Non cercate Uuc sulla carta della Polonia. Qualsiasi italiano pronuncerebbe Loz quello che nella complicata grafia di quella lingua si scrive Lódz con dei caratteri particolari: la L con un taglio sulla stanghetta e la z con l’accento acuto. Siamo nel cuore del Paese, in una città molto particolare che ha saputo trasformarsi più volte nel corso della sua storia. Da piccolo villaggio a inizio ‘800 a capitale dell’industria tessile, da città in crisi a seconda città della Polonia con circa 900.000 abitanti, centro di cultura e dei nuovi media.
Arrivare non è facilissimo, ci vogliono almeno un paio d’ore di macchina da Varsavia attraversando una vasta pianura. Anche il primo impatto non è stato particolarmente esaltante, tanto da chiedermi più volte chi me l’avesse fatto fare di imbarcarmi in una simile avventura. Un collega e amico che viaggiava nel mio stesso gruppo, grande conoscitore della Polonia, sorrideva sornione a vedere le mie perplessità iniziali, ben sapendo le tante chicche che questa città sa offrire al visitatore.
Sui Riksze, i risciò, nella zona pedonale
Il tempo e la politica hanno purtroppo ormai cancellato quella che era la caratteristica principale di Lódz: la multietnicità. Quando la città si trasformò in una delle capitali mondiali dell’industria tessile, qui accorse gente da ogni dove. I capitali erano ebraici, la tecnologia tedesca, la maestranza polacca, gli amministratori locali russi. Ognuno a modo suo contribuiva alla prosperità della città.
Lungo l’ulica Piotrowska, un’arteria rettilinea di quattro chilometri, cominciavano a sorgere i palazzi degli industriali, così ricchi e potenti da potersi permettere di commissionare agli architetti qualunque stile; il lavoro non mancava e i soldi giravano nei negozi, nei caffè e ristoranti. Questa atmosfera ha vissuto un certo declino durante il periodo socialista ma oggi è tornata ai suoi fasti.
Il segnale di questa ripresa è stata la ricomparsa dei famosissimi Riksze, i risciò, grandi tricicli a pedali dalle fogge e dai colori più disparati che sono gli unici mezzi di trasporto ammessi nella zona pedonale lunga più di due chilometri. La “Pietryna”, come è affettuosamente chiamata, è anche un museo a cielo aperto. Oltre agli antichi palazzi dagli stili più disparati, ci sono anche i monumenti ai personaggi più illustri della città. Lódz li ha onorati con statue a grandezza naturale che li ritraggno nelle loro occupazioni e completamente accessibili. Così si può discutere di affari al tavolo con Izrael Poznanski, Ludwig Geyer e Karl Scheibler, tre grandi capitani di industria, sedersi su una panchina ad ascoltare le poesie di Julian Tuwim, a conversare con l’attore e regista Stefan Jaracz seduti sulle poltroncine di un teatro, oppure suonare il pianoforte con Arthur Rubistein, in questo caso letteralmente perché inserendo una monetina in un’apposita fessura del monumento parte un nastro con Chopin suonato dal grandissimo pianista.
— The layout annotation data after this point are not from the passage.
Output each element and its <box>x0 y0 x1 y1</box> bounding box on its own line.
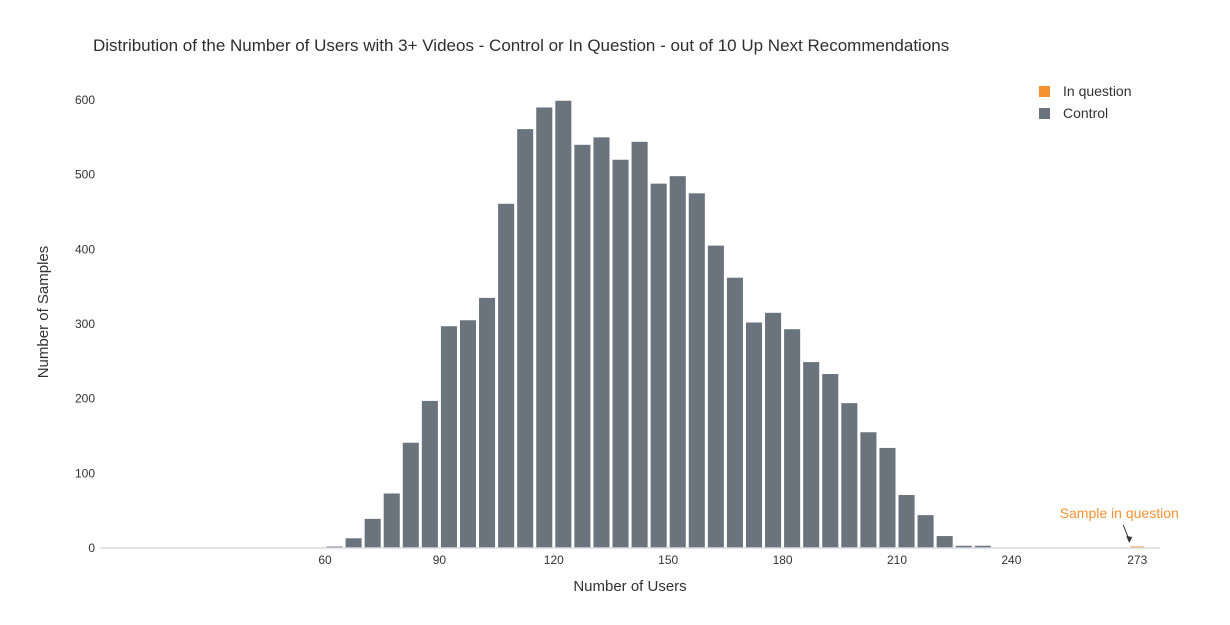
control-bar <box>726 277 743 548</box>
control-bar <box>669 176 686 548</box>
control-bar <box>974 545 991 548</box>
x-tick-label: 150 <box>658 553 678 567</box>
control-bar <box>345 538 362 548</box>
control-bar <box>822 374 839 548</box>
x-tick-label: 210 <box>887 553 907 567</box>
control-bar <box>631 141 648 548</box>
control-bar <box>574 144 591 549</box>
control-bar <box>879 447 896 548</box>
x-tick-label: 60 <box>318 553 332 567</box>
annotation-label: Sample in question <box>1060 505 1179 521</box>
x-tick-label: 90 <box>433 553 447 567</box>
legend-swatch <box>1039 108 1050 119</box>
legend-label: In question <box>1063 83 1132 99</box>
legend: In question Control <box>1039 83 1132 121</box>
control-bar <box>498 203 515 548</box>
control-bar <box>745 322 763 548</box>
control-bar <box>860 432 877 548</box>
control-bar <box>517 129 534 548</box>
control-bar <box>841 403 858 548</box>
y-tick-label: 100 <box>75 466 95 480</box>
control-bar <box>383 493 400 548</box>
control-bar <box>402 442 419 548</box>
control-bar <box>536 107 553 548</box>
control-bar <box>803 362 820 548</box>
annotation-arrow-head <box>1126 536 1133 543</box>
control-bar <box>936 536 953 548</box>
control-bar <box>784 329 801 548</box>
control-bar <box>707 245 724 548</box>
y-tick-label: 500 <box>75 168 95 182</box>
chart-title: Distribution of the Number of Users with… <box>93 36 950 55</box>
y-ticks-group: 0 100 200 300 400 500 600 <box>75 93 95 555</box>
control-bar <box>765 312 782 548</box>
x-tick-label: 273 <box>1127 553 1147 567</box>
control-bar <box>898 494 915 548</box>
y-tick-label: 400 <box>75 242 95 256</box>
annotation-group: Sample in question <box>1060 505 1179 543</box>
control-bar <box>555 100 572 548</box>
y-axis-label: Number of Samples <box>35 246 52 379</box>
control-bar <box>955 545 972 548</box>
control-bar <box>917 515 934 548</box>
control-bar <box>650 183 667 549</box>
x-tick-label: 180 <box>773 553 793 567</box>
control-bar <box>479 297 496 548</box>
control-bar <box>364 518 381 548</box>
legend-swatch <box>1039 86 1050 97</box>
y-tick-label: 300 <box>75 317 95 331</box>
legend-label: Control <box>1063 105 1108 121</box>
y-tick-label: 600 <box>75 93 95 107</box>
control-bar <box>421 400 438 548</box>
control-bar <box>612 159 629 548</box>
control-bar <box>440 326 457 548</box>
x-tick-label: 120 <box>544 553 564 567</box>
x-tick-label: 240 <box>1001 553 1021 567</box>
control-bar <box>459 320 477 548</box>
y-tick-label: 0 <box>88 541 95 555</box>
bars-group <box>326 100 1145 549</box>
x-ticks-group: 60 90 120 150 180 210 240 273 <box>318 553 1147 567</box>
y-tick-label: 200 <box>75 392 95 406</box>
control-bar <box>593 137 610 549</box>
x-axis-label: Number of Users <box>573 578 686 595</box>
control-bar <box>688 193 705 549</box>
Radegast, la stazione “della memoria”
Lódz si è sviluppata a partire dalla Piotrowska con una serie di lunghe vie parallele e man mano che ci si allontanava dall’asse centrale gli edifici scendevano di valore. Fortunatamente, per la sua posizione un po’ defilata la città non ha subito grandi danni dalla II Guerra Mondiale, anzi ne è uscita praticamente intatta. In questo modo si è risparmiata la ricostruzione “à la socialiste” come, per esempio, a Varsavia che ha creato mostri architettonici, così i casermoni cubici tipici dell’Est sono per fortuna rari in città.
Purtroppo la II Guerra non ha risparmiato orrori alla città. Quello di Lódz si chiama Radegast, un’insignificante stazioncina periferica di legno da dove partirono dal 1942 al 1944 i carichi della morte: 150.000 ebrei destinati ai campi di sterminio. La stazioncina rimane come spazio espositivo altamente simbolico. C’è ancora un treno dell’epoca che è fermo su un tronco di binari originali che terminano da un lato in un lungo tunnel di cemento chiuso e buio con in fondo un mausoleo a forma di camino, a ricordare il destino di coloro che loro malgrado entrarono nel tunnel.